High Availability Infrastructure

The honest conversation first

HA is a spectrum, not a binary

High availability doesn't mean "two of everything running all the time." It means the right level of redundancy for the cost of downtime — which is different for every organization, and should be designed around that reality rather than a textbook topology.

Some clients will not accept idle standby servers. That's a legitimate position — a passive server that sits unused 99.9% of the time has a real cost and a real opportunity cost. For those situations, the architecture shifts toward faster recovery rather than instant failover: robust monitoring, tested runbooks, ZFS snapshots that allow rapid restoration, and deployment automation that can bring a replacement online quickly. Honest about the trade-off, not a compromise sold as something it isn't.

For clients where the cost of downtime exceeds the cost of standby capacity — revenue-critical platforms, applications where every minute offline has a measurable dollar value — proper active/passive HA with automatic failover is the right answer. The designs below reflect both realities.

Cost-constrained

Fast recovery without idle standby

Single primary with comprehensive monitoring, ZFS point-in-time snapshots, tested restoration runbooks, and deployment automation. Downtime on failure, but measured in minutes rather than hours. Honest about the model.

Revenue-critical

Active/passive with automatic failover

Dual HAProxy with CARP or heartbeat elastic IP promotion, multiple PHP-FPM application nodes, MariaDB primary/replica with automated promotion. Failover happens without human intervention.
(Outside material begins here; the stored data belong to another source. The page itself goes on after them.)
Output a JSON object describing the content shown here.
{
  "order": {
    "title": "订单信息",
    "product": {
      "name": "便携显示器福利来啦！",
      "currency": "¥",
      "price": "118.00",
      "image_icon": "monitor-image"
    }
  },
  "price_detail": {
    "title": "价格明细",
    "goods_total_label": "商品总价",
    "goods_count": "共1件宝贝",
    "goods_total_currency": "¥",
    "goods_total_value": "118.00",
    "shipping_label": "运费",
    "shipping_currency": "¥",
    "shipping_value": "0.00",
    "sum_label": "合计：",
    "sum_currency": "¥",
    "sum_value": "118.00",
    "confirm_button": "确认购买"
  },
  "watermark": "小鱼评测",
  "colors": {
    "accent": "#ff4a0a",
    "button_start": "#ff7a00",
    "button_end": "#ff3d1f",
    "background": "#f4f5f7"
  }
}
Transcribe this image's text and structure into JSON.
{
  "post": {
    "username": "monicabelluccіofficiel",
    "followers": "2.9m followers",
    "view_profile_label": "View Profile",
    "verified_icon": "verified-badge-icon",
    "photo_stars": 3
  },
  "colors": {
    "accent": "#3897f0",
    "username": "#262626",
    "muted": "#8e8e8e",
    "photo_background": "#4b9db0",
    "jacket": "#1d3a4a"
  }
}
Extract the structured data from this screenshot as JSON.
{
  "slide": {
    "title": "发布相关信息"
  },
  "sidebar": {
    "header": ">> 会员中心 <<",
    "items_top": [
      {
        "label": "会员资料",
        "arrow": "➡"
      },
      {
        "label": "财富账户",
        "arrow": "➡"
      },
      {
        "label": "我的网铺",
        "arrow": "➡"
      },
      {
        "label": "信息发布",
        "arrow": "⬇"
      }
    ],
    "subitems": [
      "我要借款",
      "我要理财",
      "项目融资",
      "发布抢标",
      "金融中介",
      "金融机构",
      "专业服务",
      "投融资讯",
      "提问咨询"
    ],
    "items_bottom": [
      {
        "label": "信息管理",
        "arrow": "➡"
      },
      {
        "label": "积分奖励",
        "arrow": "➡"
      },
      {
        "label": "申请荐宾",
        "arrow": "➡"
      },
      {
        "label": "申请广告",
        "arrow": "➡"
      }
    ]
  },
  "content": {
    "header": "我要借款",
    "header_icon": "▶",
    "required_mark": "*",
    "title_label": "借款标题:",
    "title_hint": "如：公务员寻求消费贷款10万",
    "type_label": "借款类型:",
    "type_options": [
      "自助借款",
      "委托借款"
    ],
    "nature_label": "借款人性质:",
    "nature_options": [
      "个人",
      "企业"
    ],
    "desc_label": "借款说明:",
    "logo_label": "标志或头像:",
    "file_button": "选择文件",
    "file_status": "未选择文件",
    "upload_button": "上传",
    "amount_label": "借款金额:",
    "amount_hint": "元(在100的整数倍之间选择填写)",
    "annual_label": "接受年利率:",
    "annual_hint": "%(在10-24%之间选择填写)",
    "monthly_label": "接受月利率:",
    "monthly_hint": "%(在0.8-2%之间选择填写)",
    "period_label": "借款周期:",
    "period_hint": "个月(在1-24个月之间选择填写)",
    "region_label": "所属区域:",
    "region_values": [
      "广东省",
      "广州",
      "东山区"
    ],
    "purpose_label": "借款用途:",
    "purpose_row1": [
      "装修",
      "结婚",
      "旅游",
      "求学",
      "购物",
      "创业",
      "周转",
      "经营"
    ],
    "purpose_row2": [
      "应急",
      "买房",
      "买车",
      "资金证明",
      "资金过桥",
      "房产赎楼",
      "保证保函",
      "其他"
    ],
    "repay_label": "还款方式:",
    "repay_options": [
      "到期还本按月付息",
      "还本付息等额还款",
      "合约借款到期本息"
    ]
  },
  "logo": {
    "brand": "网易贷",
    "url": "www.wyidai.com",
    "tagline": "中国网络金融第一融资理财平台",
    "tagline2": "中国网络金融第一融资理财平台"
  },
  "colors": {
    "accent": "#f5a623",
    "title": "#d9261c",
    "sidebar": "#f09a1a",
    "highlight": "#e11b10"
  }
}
Downtime measured in seconds.

Load balancer tier

Dual HAProxy with automatic failover

Bare metal — CARP virtual IP

On dedicated hardware at GigeNET and similar providers, dual HAProxy nodes use CARP (Common Address Redundancy Protocol) to share a virtual IP address. The primary node owns the VIP and handles all traffic. If the primary fails — process crash, hardware fault, network partition — the secondary detects the absence of CARP advertisements and promotes itself, taking ownership of the VIP within seconds. No external orchestration required, no cloud API calls, no DNS TTL to wait out. The failover is handled entirely at the network layer.

Both HAProxy nodes maintain identical configuration, deployed and kept in sync by Puppet. A configuration change on one is a Puppet commit — it applies to both simultaneously rather than requiring manual synchronization that drifts over time.

AWS — heartbeat with elastic IP promotion

In AWS environments, CARP isn't available at the network layer. Instead, dual HAProxy nodes run heartbeat to monitor each other. When the primary becomes unavailable, the secondary detects the heartbeat failure and executes an AWS API script that reassigns the Elastic IP address to its own instance. From the user's perspective, the IP address continues to resolve to a functioning HAProxy node. The failover involves an AWS API call rather than a network-layer event, which adds a few seconds of latency compared to CARP, but remains fully automatic and requires no manual intervention.

The AWS script handles the IP reassignment atomically — detach from the failed instance, associate with the standby — and writes the event to a monitoring log that generates an alert. The operations team knows a failover happened; they don't have to make it happen.

HAProxy configuration

HAProxy is the right tool for this tier because it provides precise control over every aspect of traffic management: backend health checking, connection limits, request queuing, SSL termination, header manipulation, and access control — all in a single process with deterministic behavior and a configuration file that can be reviewed and audited without vendor tooling.

Health checks are configured to test real request paths rather than TCP handshakes. A backend that accepts a connection but cannot serve a request is removed from rotation — not kept active because it passed a handshake. This is the distinction documented in the PHP-FPM deadlock case study — health checks that test the wrong thing create a false sense of backend availability that HAProxy's proper configuration eliminates.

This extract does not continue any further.